Anyhoo. Peter needs a lot of money to pay loan sharking debts he owes to a Scotsman. Peter has been running from the debt for a while. He is in Malaysia (Thailand, maybe?) and running a con to steal cash from North Koreans and Chechen terrorists after arranging a fake sale of software between the two.  A shootout ensues and when Peter is escaping he picks up the wrong suitcase and gets zero dough.

Uh-oh. Not good for Peter. But, Peter discovers that the case he ended up with has a vial of serum that was stolen from a research lab in the U.S. The serum is valuable so he may as well try to sell the serum back to the lab.

Things happen as Peter takes a circuitous route back to the U.S. Peter charms men and women as the confidence man he is. Meets up with Good Looking Scientist.

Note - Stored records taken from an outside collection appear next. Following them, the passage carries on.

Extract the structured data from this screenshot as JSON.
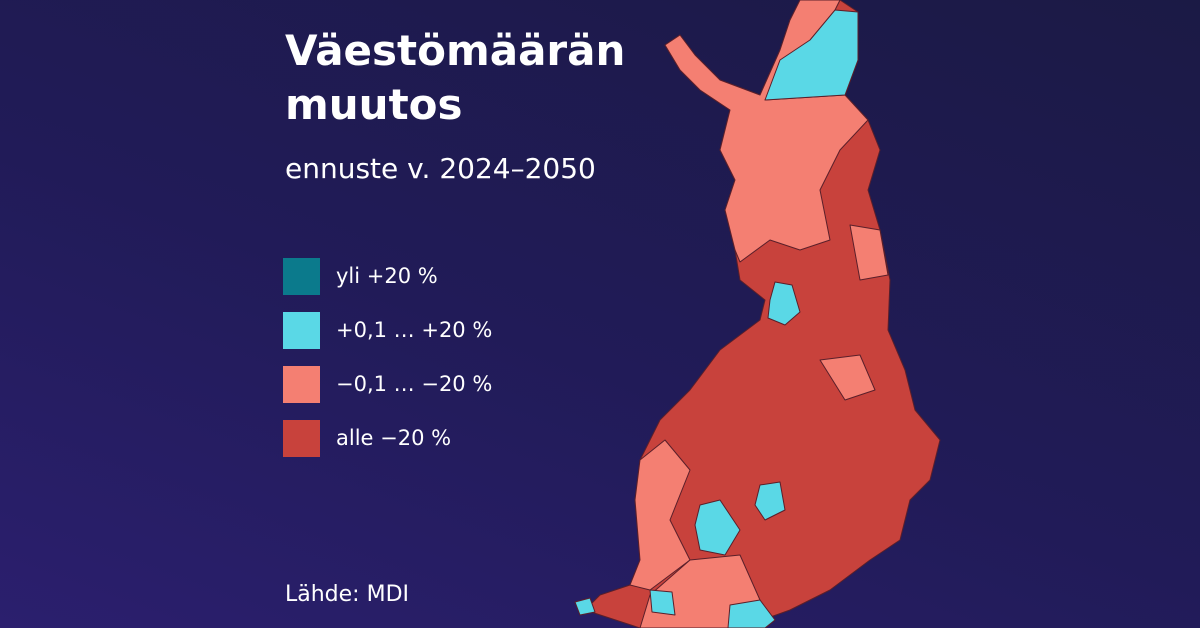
{
  "header": {
    "title": "Väestömäärän muutos",
    "subtitle": "ennuste v. 2024–2050"
  },
  "legend": [
    {
      "label": "yli +20 %",
      "color": "#0b7a8c"
    },
    {
      "label": "+0,1 … +20 %",
      "color": "#5ad8e6"
    },
    {
      "label": "−0,1 … −20 %",
      "color": "#f47f72"
    },
    {
      "label": "alle −20 %",
      "color": "#c8423c"
    }
  ],
  "source": "Lähde: MDI"
}
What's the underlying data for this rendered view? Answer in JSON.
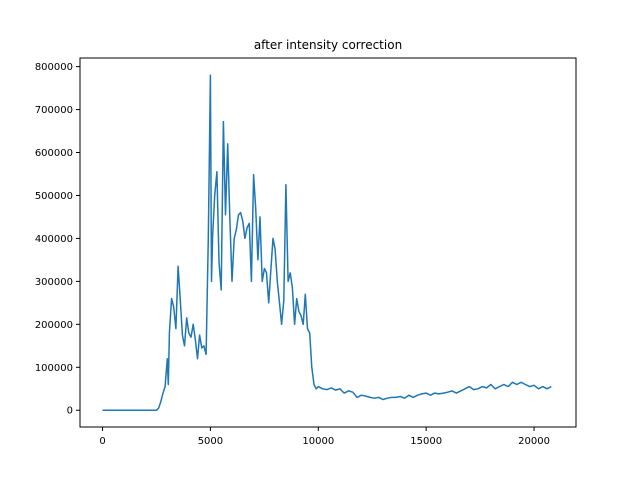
{
  "chart_data": {
    "type": "line",
    "title": "after intensity correction",
    "xlabel": "",
    "ylabel": "",
    "xlim": [
      -1045,
      21945
    ],
    "ylim": [
      -39000,
      820000
    ],
    "grid": false,
    "legend": null,
    "x_ticks": [
      0,
      5000,
      10000,
      15000,
      20000
    ],
    "x_tick_labels": [
      "0",
      "5000",
      "10000",
      "15000",
      "20000"
    ],
    "y_ticks": [
      0,
      100000,
      200000,
      300000,
      400000,
      500000,
      600000,
      700000,
      800000
    ],
    "y_tick_labels": [
      "0",
      "100000",
      "200000",
      "300000",
      "400000",
      "500000",
      "600000",
      "700000",
      "800000"
    ],
    "line_color": "#1f77b4",
    "series": [
      {
        "x": [
          0,
          500,
          1000,
          1500,
          2000,
          2500,
          2600,
          2700,
          2800,
          2900,
          3000,
          3050,
          3100,
          3200,
          3300,
          3400,
          3500,
          3600,
          3700,
          3800,
          3900,
          4000,
          4100,
          4200,
          4300,
          4400,
          4500,
          4600,
          4700,
          4800,
          4900,
          5000,
          5050,
          5100,
          5200,
          5300,
          5400,
          5500,
          5600,
          5700,
          5800,
          5900,
          6000,
          6100,
          6200,
          6300,
          6400,
          6500,
          6600,
          6700,
          6800,
          6900,
          7000,
          7100,
          7200,
          7300,
          7400,
          7500,
          7600,
          7700,
          7800,
          7900,
          8000,
          8100,
          8200,
          8300,
          8400,
          8500,
          8600,
          8700,
          8800,
          8900,
          9000,
          9100,
          9200,
          9300,
          9400,
          9500,
          9600,
          9700,
          9800,
          9900,
          10000,
          10200,
          10400,
          10600,
          10800,
          11000,
          11200,
          11400,
          11600,
          11800,
          12000,
          12200,
          12400,
          12600,
          12800,
          13000,
          13200,
          13400,
          13600,
          13800,
          14000,
          14200,
          14400,
          14600,
          14800,
          15000,
          15200,
          15400,
          15600,
          15800,
          16000,
          16200,
          16400,
          16600,
          16800,
          17000,
          17200,
          17400,
          17600,
          17800,
          18000,
          18200,
          18400,
          18600,
          18800,
          19000,
          19200,
          19400,
          19600,
          19800,
          20000,
          20200,
          20400,
          20600,
          20800
        ],
        "y": [
          0,
          0,
          0,
          0,
          0,
          0,
          5000,
          20000,
          40000,
          55000,
          120000,
          60000,
          180000,
          260000,
          240000,
          190000,
          335000,
          260000,
          175000,
          150000,
          215000,
          180000,
          170000,
          200000,
          165000,
          120000,
          175000,
          145000,
          150000,
          130000,
          400000,
          780000,
          300000,
          405000,
          500000,
          555000,
          345000,
          280000,
          672000,
          455000,
          620000,
          450000,
          300000,
          400000,
          420000,
          455000,
          460000,
          440000,
          400000,
          425000,
          435000,
          300000,
          548000,
          470000,
          350000,
          450000,
          300000,
          330000,
          320000,
          250000,
          325000,
          400000,
          375000,
          300000,
          250000,
          200000,
          255000,
          525000,
          300000,
          320000,
          285000,
          200000,
          260000,
          230000,
          220000,
          200000,
          270000,
          190000,
          180000,
          100000,
          60000,
          50000,
          55000,
          50000,
          48000,
          52000,
          47000,
          50000,
          40000,
          45000,
          42000,
          30000,
          35000,
          33000,
          30000,
          28000,
          30000,
          25000,
          28000,
          30000,
          30000,
          32000,
          28000,
          35000,
          30000,
          35000,
          38000,
          40000,
          35000,
          40000,
          38000,
          40000,
          42000,
          45000,
          40000,
          45000,
          50000,
          55000,
          48000,
          50000,
          55000,
          52000,
          60000,
          50000,
          55000,
          60000,
          55000,
          65000,
          60000,
          65000,
          60000,
          55000,
          58000,
          50000,
          55000,
          50000,
          55000
        ]
      }
    ]
  }
}
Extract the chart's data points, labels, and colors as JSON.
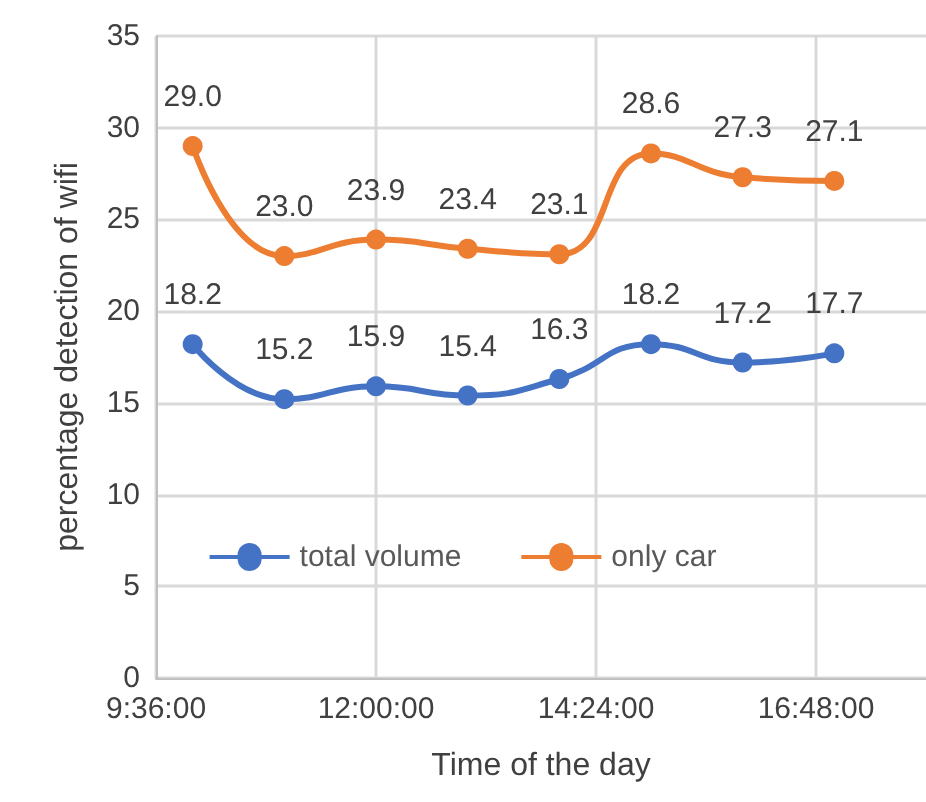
{
  "chart_data": {
    "type": "line",
    "xlabel": "Time of the day",
    "ylabel": "percentage detection of wifi",
    "x": [
      10,
      11,
      12,
      13,
      14,
      15,
      16,
      17
    ],
    "series": [
      {
        "name": "total volume",
        "color": "#4472c4",
        "values": [
          18.2,
          15.2,
          15.9,
          15.4,
          16.3,
          18.2,
          17.2,
          17.7
        ],
        "value_labels": [
          "18.2",
          "15.2",
          "15.9",
          "15.4",
          "16.3",
          "18.2",
          "17.2",
          "17.7"
        ]
      },
      {
        "name": "only car",
        "color": "#ed7d31",
        "values": [
          29.0,
          23.0,
          23.9,
          23.4,
          23.1,
          28.6,
          27.3,
          27.1
        ],
        "value_labels": [
          "29.0",
          "23.0",
          "23.9",
          "23.4",
          "23.1",
          "28.6",
          "27.3",
          "27.1"
        ]
      }
    ],
    "xlim": [
      9.6,
      18
    ],
    "xticks": [
      {
        "value": 9.6,
        "label": "9:36:00"
      },
      {
        "value": 12,
        "label": "12:00:00"
      },
      {
        "value": 14.4,
        "label": "14:24:00"
      },
      {
        "value": 16.8,
        "label": "16:48:00"
      }
    ],
    "ylim": [
      0,
      35
    ],
    "yticks": [
      0,
      5,
      10,
      15,
      20,
      25,
      30,
      35
    ],
    "grid": true,
    "legend": "bottom",
    "marker": "circle",
    "line_style": "solid"
  }
}
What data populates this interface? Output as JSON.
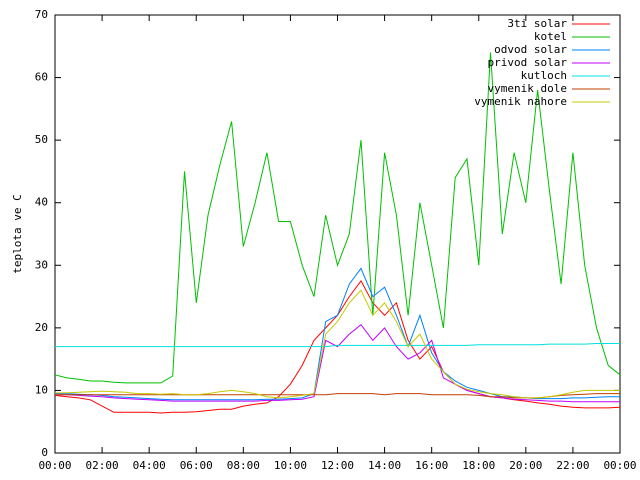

Gets into scary situations. Has some sex. Acts altruistically which is NOT his thing. So on. So forth.

It's a fun book. As usual Faust delivers the goods with what I think is some fine writing that transcends the "Let's type this up and cash the check" product some other tie-ins deliver.

Comment:
1. I had a comment. I know I did. I've now forgotten it.
2. During the campout I used my rainfly-and-tarp method of camping. The tarp extended under the rain fly and caught water during the nighttime rain. My sleeping bag got wet at my feet but I was still fairly comfortable - except for the too-thin sleeping pad. Temperatures were not too low and tucked my feet up. I tried shifting around the tarp but did not want to go out from under the rain tarp to move things around. The rain tarp had sagged over night as well.
3. The rain was on the 2nd night. After the first night I was awake at 4:45AM from the birds who woke with the morning gloaming. With the 1AM night rain I kept waking up from the thin pad that had me turning over. In the morning I was fine and did not feel tired. When I got home I took a Father's Day nap and was out like a light for 2-3 hours.
4. I need to pony up for a better, thicker sleeping pad. I did just get a $37 bivy bag to try out. I can replace my big tarp with the bivy bag but may want a small groundsheet for underneath the pad and bivy. I still need a mosquito net of some sort. Besides, after adding up all that stuff I wonder if there will be a weight advantage over a lightweight solo tent.
EDIT: I just figured out I never read the Supernatural tie-in. We still have it at work, I'll give it a try.